Brute Force Technology my last book review sourced from the course I’m taking on environmental history, I hinted that some of the authors we read were very keen to list our failures of the past and quantify the damage we’ve done. Paul R. Josephson, in his Industrialized Nature, does just this, seeking to demonstrate how large-scale resource management systems almost always ensure environmental degradation and long-term losses in different ways. Dubbing these systems “brute force technologies,” Josephson studies how they were employed by varied combinations of diverse political systems, social groups, and economic goals on different types of raw materials in several countries. All led to similarly disastrous results for the ecosystems in question, but, the author argues, man’s hubris is strong enough to convince political and scientific spheres that further innovation can solve problems and maintain profitable advances in the future. While describing the ecological damage caused by brute force technologies, Josephson makes sure to include social stresses inflicted upon local communities, such as native tribes and other underrepresented groups directly affected by the overwhelmingly negative changes.

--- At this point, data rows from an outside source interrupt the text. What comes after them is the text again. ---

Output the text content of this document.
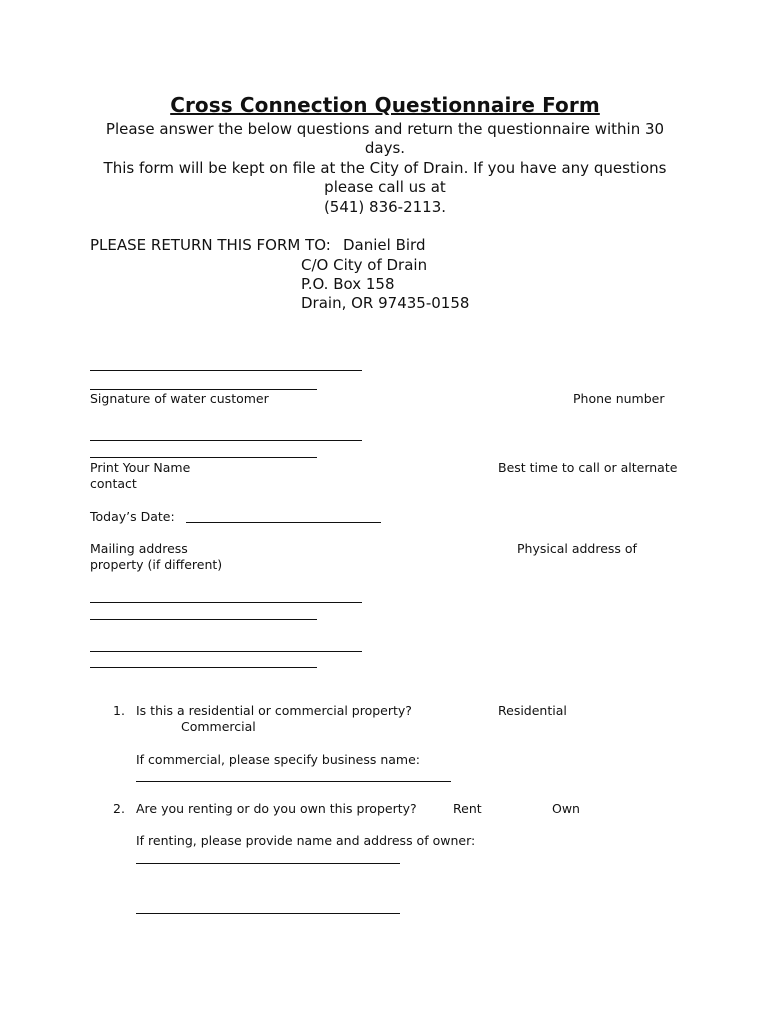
Cross Connection Questionnaire Form
Please answer the below questions and return the questionnaire within 30
days.
This form will be kept on file at the City of Drain. If you have any questions
please call us at
(541) 836-2113.
PLEASE RETURN THIS FORM TO: Daniel Bird
C/O City of Drain
P.O. Box 158
Drain, OR 97435-0158
Signature of water customer	Phone number
Print Your Name	Best time to call or alternate
contact
Today’s Date:
Mailing address	Physical address of
property (if different)
1. Is this a residential or commercial property?	Residential
Commercial
If commercial, please specify business name:
2. Are you renting or do you own this property?	Rent	Own
If renting, please provide name and address of owner:
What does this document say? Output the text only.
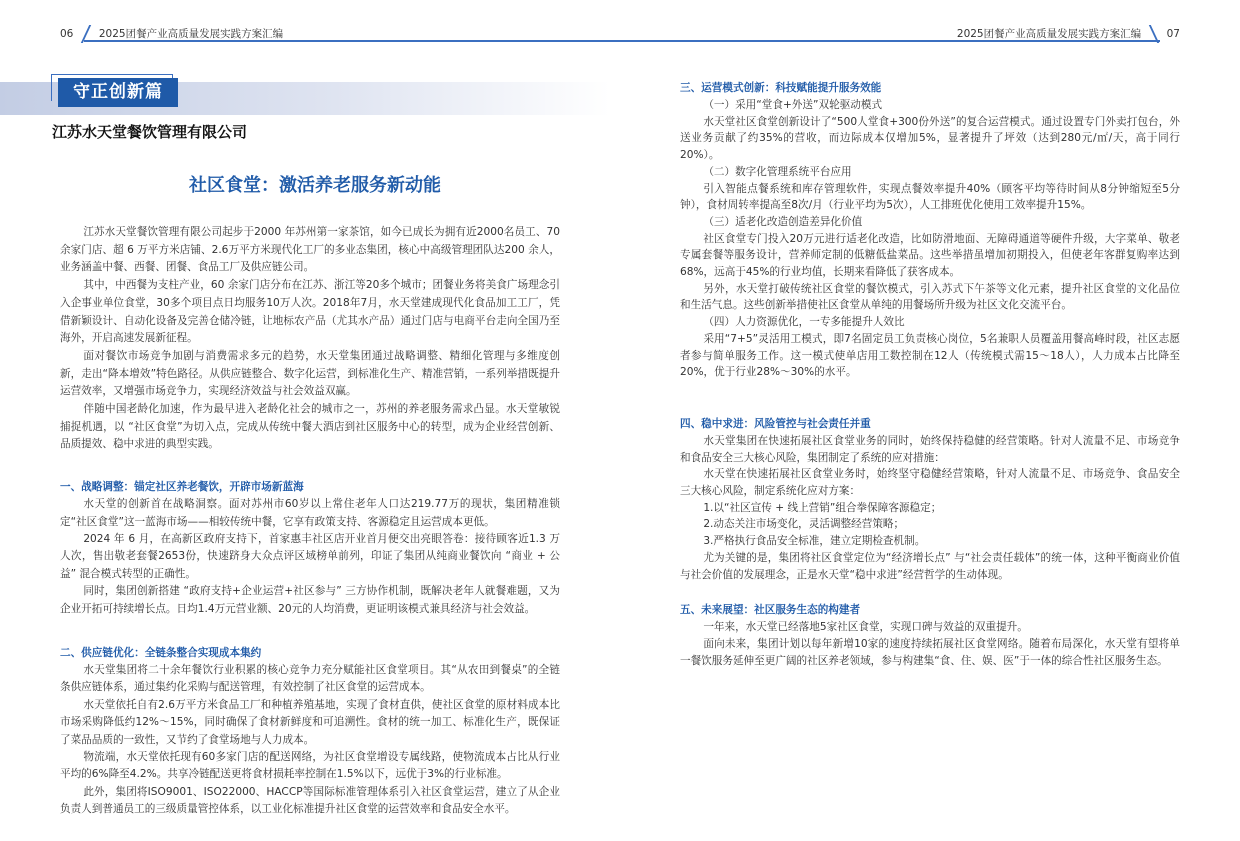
06 2025团餐产业高质量发展实践方案汇编	2025团餐产业高质量发展实践方案汇编 07
守正创新篇
江苏水天堂餐饮管理有限公司
社区食堂：激活养老服务新动能

江苏水天堂餐饮管理有限公司起步于2000 年苏州第一家茶馆，如今已成长为拥有近2000名员工、70余家门店、超 6 万平方米店铺、2.6万平方米现代化工厂的多业态集团，核心中高级管理团队达200 余人，业务涵盖中餐、西餐、团餐、食品工厂及供应链公司。

其中，中西餐为支柱产业，60 余家门店分布在江苏、浙江等20多个城市；团餐业务将美食广场理念引入企事业单位食堂，30多个项目点日均服务10万人次。2018年7月，水天堂建成现代化食品加工工厂，凭借新颖设计、自动化设备及完善仓储冷链，让地标农产品（尤其水产品）通过门店与电商平台走向全国乃至海外，开启高速发展新征程。

面对餐饮市场竞争加剧与消费需求多元的趋势，水天堂集团通过战略调整、精细化管理与多维度创新，走出“降本增效”特色路径。从供应链整合、数字化运营，到标准化生产、精准营销，一系列举措既提升运营效率，又增强市场竞争力，实现经济效益与社会效益双赢。

伴随中国老龄化加速，作为最早进入老龄化社会的城市之一，苏州的养老服务需求凸显。水天堂敏锐捕捉机遇，以 “社区食堂”为切入点，完成从传统中餐大酒店到社区服务中心的转型，成为企业经营创新、品质提效、稳中求进的典型实践。

一、战略调整：锚定社区养老餐饮，开辟市场新蓝海

水天堂的创新首在战略洞察。面对苏州市60岁以上常住老年人口达219.77万的现状，集团精准锁定“社区食堂”这一蓝海市场——相较传统中餐，它享有政策支持、客源稳定且运营成本更低。

2024 年 6 月，在高新区政府支持下，首家惠丰社区店开业首月便交出亮眼答卷：接待顾客近1.3 万人次，售出敬老套餐2653份，快速跻身大众点评区域榜单前列，印证了集团从纯商业餐饮向 “商业 + 公益” 混合模式转型的正确性。

同时，集团创新搭建 “政府支持+企业运营+社区参与” 三方协作机制，既解决老年人就餐难题，又为企业开拓可持续增长点。日均1.4万元营业额、20元的人均消费，更证明该模式兼具经济与社会效益。

二、供应链优化：全链条整合实现成本集约

水天堂集团将二十余年餐饮行业积累的核心竞争力充分赋能社区食堂项目。其“从农田到餐桌”的全链条供应链体系，通过集约化采购与配送管理，有效控制了社区食堂的运营成本。

水天堂依托自有2.6万平方米食品工厂和种植养殖基地，实现了食材直供，使社区食堂的原材料成本比市场采购降低约12%～15%，同时确保了食材新鲜度和可追溯性。食材的统一加工、标准化生产，既保证了菜品品质的一致性，又节约了食堂场地与人力成本。

物流端，水天堂依托现有60多家门店的配送网络，为社区食堂增设专属线路，使物流成本占比从行业平均的6%降至4.2%。共享冷链配送更将食材损耗率控制在1.5%以下，远优于3%的行业标准。

此外，集团将ISO9001、ISO22000、HACCP等国际标准管理体系引入社区食堂运营，建立了从企业负责人到普通员工的三级质量管控体系，以工业化标准提升社区食堂的运营效率和食品安全水平。

三、运营模式创新：科技赋能提升服务效能

（一）采用“堂食+外送”双轮驱动模式

水天堂社区食堂创新设计了“500人堂食+300份外送”的复合运营模式。通过设置专门外卖打包台，外送业务贡献了约35%的营收，而边际成本仅增加5%，显著提升了坪效（达到280元/㎡/天，高于同行20%）。

（二）数字化管理系统平台应用

引入智能点餐系统和库存管理软件，实现点餐效率提升40%（顾客平均等待时间从8分钟缩短至5分钟），食材周转率提高至8次/月（行业平均为5次），人工排班优化使用工效率提升15%。

（三）适老化改造创造差异化价值

社区食堂专门投入20万元进行适老化改造，比如防滑地面、无障碍通道等硬件升级，大字菜单、敬老专属套餐等服务设计，营养师定制的低糖低盐菜品。这些举措虽增加初期投入，但使老年客群复购率达到68%，远高于45%的行业均值，长期来看降低了获客成本。

另外，水天堂打破传统社区食堂的餐饮模式，引入苏式下午茶等文化元素，提升社区食堂的文化品位和生活气息。这些创新举措使社区食堂从单纯的用餐场所升级为社区文化交流平台。

（四）人力资源优化，一专多能提升人效比

采用“7+5”灵活用工模式，即7名固定员工负责核心岗位，5名兼职人员覆盖用餐高峰时段，社区志愿者参与简单服务工作。这一模式使单店用工数控制在12人（传统模式需15～18人），人力成本占比降至20%，优于行业28%～30%的水平。

四、稳中求进：风险管控与社会责任并重

水天堂集团在快速拓展社区食堂业务的同时，始终保持稳健的经营策略。针对人流量不足、市场竞争和食品安全三大核心风险，集团制定了系统的应对措施：

水天堂在快速拓展社区食堂业务时，始终坚守稳健经营策略，针对人流量不足、市场竞争、食品安全三大核心风险，制定系统化应对方案：

1.以“社区宣传 + 线上营销”组合拳保障客源稳定；

2.动态关注市场变化，灵活调整经营策略；

3.严格执行食品安全标准，建立定期检查机制。

尤为关键的是，集团将社区食堂定位为“经济增长点” 与“社会责任载体”的统一体，这种平衡商业价值与社会价值的发展理念，正是水天堂“稳中求进”经营哲学的生动体现。

五、未来展望：社区服务生态的构建者

一年来，水天堂已经落地5家社区食堂，实现口碑与效益的双重提升。

面向未来，集团计划以每年新增10家的速度持续拓展社区食堂网络。随着布局深化，水天堂有望将单一餐饮服务延伸至更广阔的社区养老领域，参与构建集“食、住、娱、医”于一体的综合性社区服务生态。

Covering several countries (Brazil, Norway, the US, and the former USSR) and different fields of management (primarily hydroelectricity, aquaculture, and forestry), Industrialized Nature contains accounts of the apathy, ineptitude and greed seemingly inherent in many scientific and political projects purportedly put in motion to meliorate the public good while enhancing human control over nature. While Johnson is wary of taking sides, it seems that the former Soviet Union, not only for its size but also due to its leadership, exemplifies the most rigorous and failed undertakings of industrializing the natural environment in all three types of resource he explores. Stalin in particular is frequently cited as the source of unwise or amoral management decisions, from the “war on nature” to that on “primitivism,” and the massive propaganda and policing system he built allowed for the effective stifling of any dissenting voice regarding projects to dam a river multiple times or ignore potential effects of industrial waste; water pollution became one of the greatest problems in Siberia and elsewhere for both human and ichthyoid (fish) populations.

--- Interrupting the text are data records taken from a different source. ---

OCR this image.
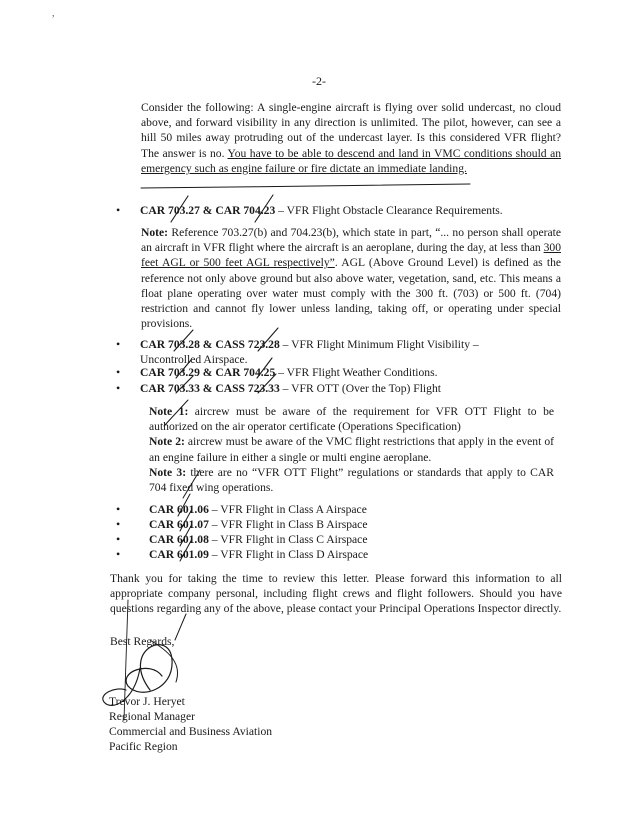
,
-2-

Consider the following: A single-engine aircraft is flying over solid undercast, no cloud above, and forward visibility in any direction is unlimited. The pilot, however, can see a hill 50 miles away protruding out of the undercast layer. Is this considered VFR flight? The answer is no. You have to be able to descend and land in VMC conditions should an emergency such as engine failure or fire dictate an immediate landing.

•	CAR 703.27 & CAR 704.23 – VFR Flight Obstacle Clearance Requirements.

Note: Reference 703.27(b) and 704.23(b), which state in part, “... no person shall operate an aircraft in VFR flight where the aircraft is an aeroplane, during the day, at less than 300 feet AGL or 500 feet AGL respectively”. AGL (Above Ground Level) is defined as the reference not only above ground but also above water, vegetation, sand, etc. This means a float plane operating over water must comply with the 300 ft. (703) or 500 ft. (704) restriction and cannot fly lower unless landing, taking off, or operating under special provisions.

•	CAR 703.28 & CASS 723.28 – VFR Flight Minimum Flight Visibility –
Uncontrolled Airspace.
•	CAR 703.29 & CAR 704.25 – VFR Flight Weather Conditions.
•	CAR 703.33 & CASS 723.33 – VFR OTT (Over the Top) Flight

Note 1: aircrew must be aware of the requirement for VFR OTT Flight to be authorized on the air operator certificate (Operations Specification)

Note 2: aircrew must be aware of the VMC flight restrictions that apply in the event of an engine failure in either a single or multi engine aeroplane.

Note 3: there are no “VFR OTT Flight” regulations or standards that apply to CAR 704 fixed wing operations.

•	CAR 601.06 – VFR Flight in Class A Airspace
•	CAR 601.07 – VFR Flight in Class B Airspace
•	CAR 601.08 – VFR Flight in Class C Airspace
•	CAR 601.09 – VFR Flight in Class D Airspace
Thank you for taking the time to review this letter. Please forward this information to all appropriate company personal, including flight crews and flight followers. Should you have questions regarding any of the above, please contact your Principal Operations Inspector directly.
Best Regards,
Trevor J. Heryet
Regional Manager
Commercial and Business Aviation
Pacific Region
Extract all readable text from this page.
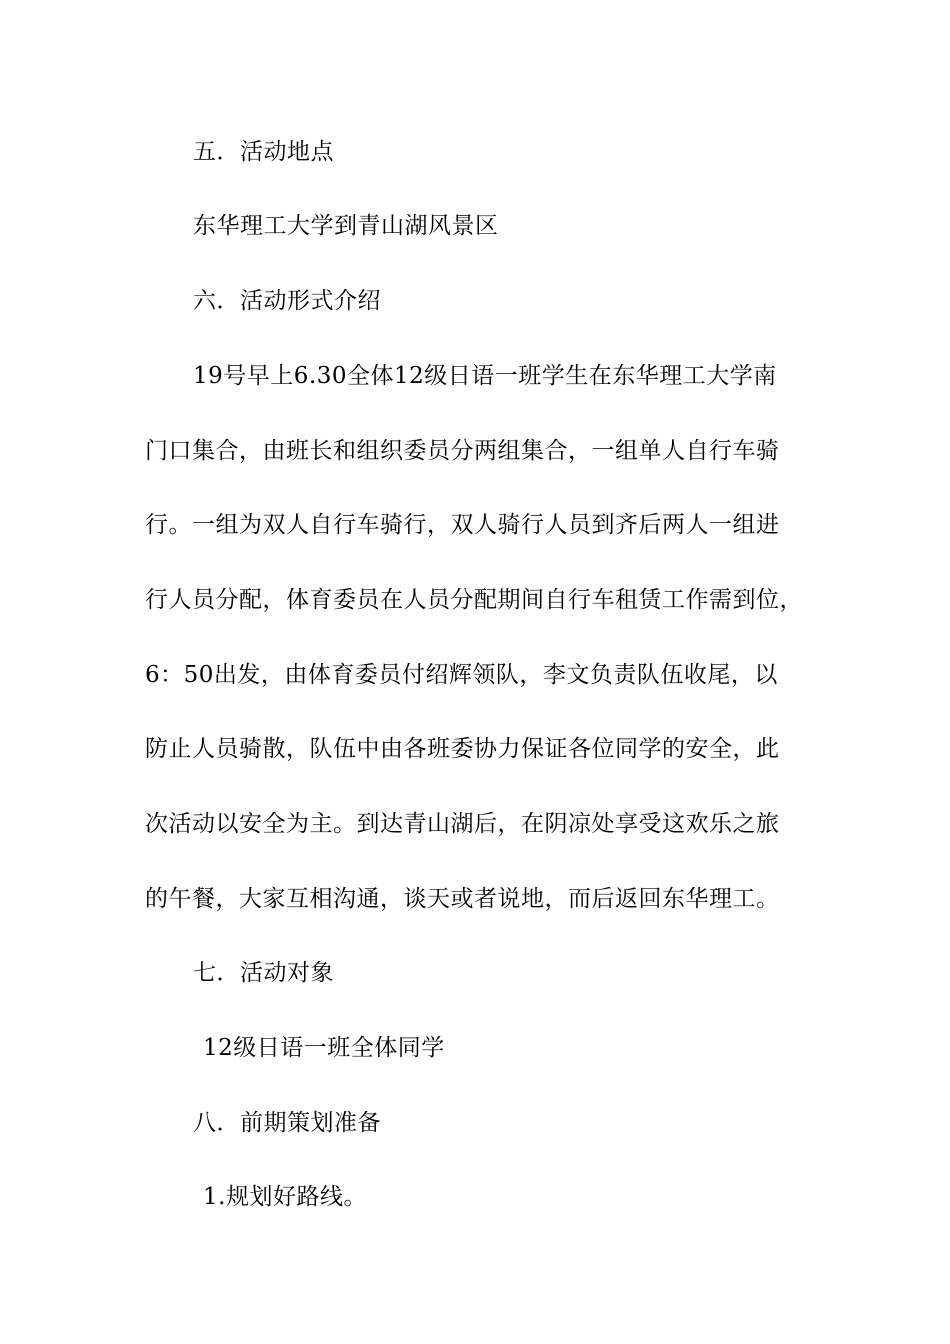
五．活动地点
东华理工大学到青山湖风景区
六．活动形式介绍
19号早上6.30全体12级日语一班学生在东华理工大学南
门口集合，由班长和组织委员分两组集合，一组单人自行车骑
行。一组为双人自行车骑行，双人骑行人员到齐后两人一组进
行人员分配，体育委员在人员分配期间自行车租赁工作需到位，
6：50出发，由体育委员付绍辉领队，李文负责队伍收尾，以
防止人员骑散，队伍中由各班委协力保证各位同学的安全，此
次活动以安全为主。到达青山湖后，在阴凉处享受这欢乐之旅
的午餐，大家互相沟通，谈天或者说地，而后返回东华理工。
七．活动对象
12级日语一班全体同学
八．前期策划准备
1.规划好路线。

But the steel fist of socialism was clearly not the only catalyst of brute force technology: the United States’ various government and scientific bodies developed—often ahead of the Soviets’—many of the exact same problems as their cold war enemies, most likely because the incentives of capitalism were just as driving as the fears used in Soviet communism when it came to resource extraction. One of the problems inherent in all the different case studies Josephson provides is that of perceived inexhaustibility of the resource being exploited (e.g. white pines or cod); another significant factor is the influence of an urban ethos in the design and purpose of the projects: the Grand Coulee Dam was erected not truly for the miles of potato fields in arid lands, but for the large human populations that would or could rely on the significant sources of food.

Douglas Weiner, a seminal environmental historian, writes that, “Every environmental story is a story about power.” Josephson’s text is certainly saturated with this sentiment. The very phrase he coins to refer to the mechanism that has been transforming the natural world evokes the image of a struggle for control, a massive expenditure of energy in an attempt to dominate something entirely. The problem, as Josephson tries to show the reader, is that humans’ insatiable need for power—in both the sense of energy and control—will be the environment’s demise, and thus our own.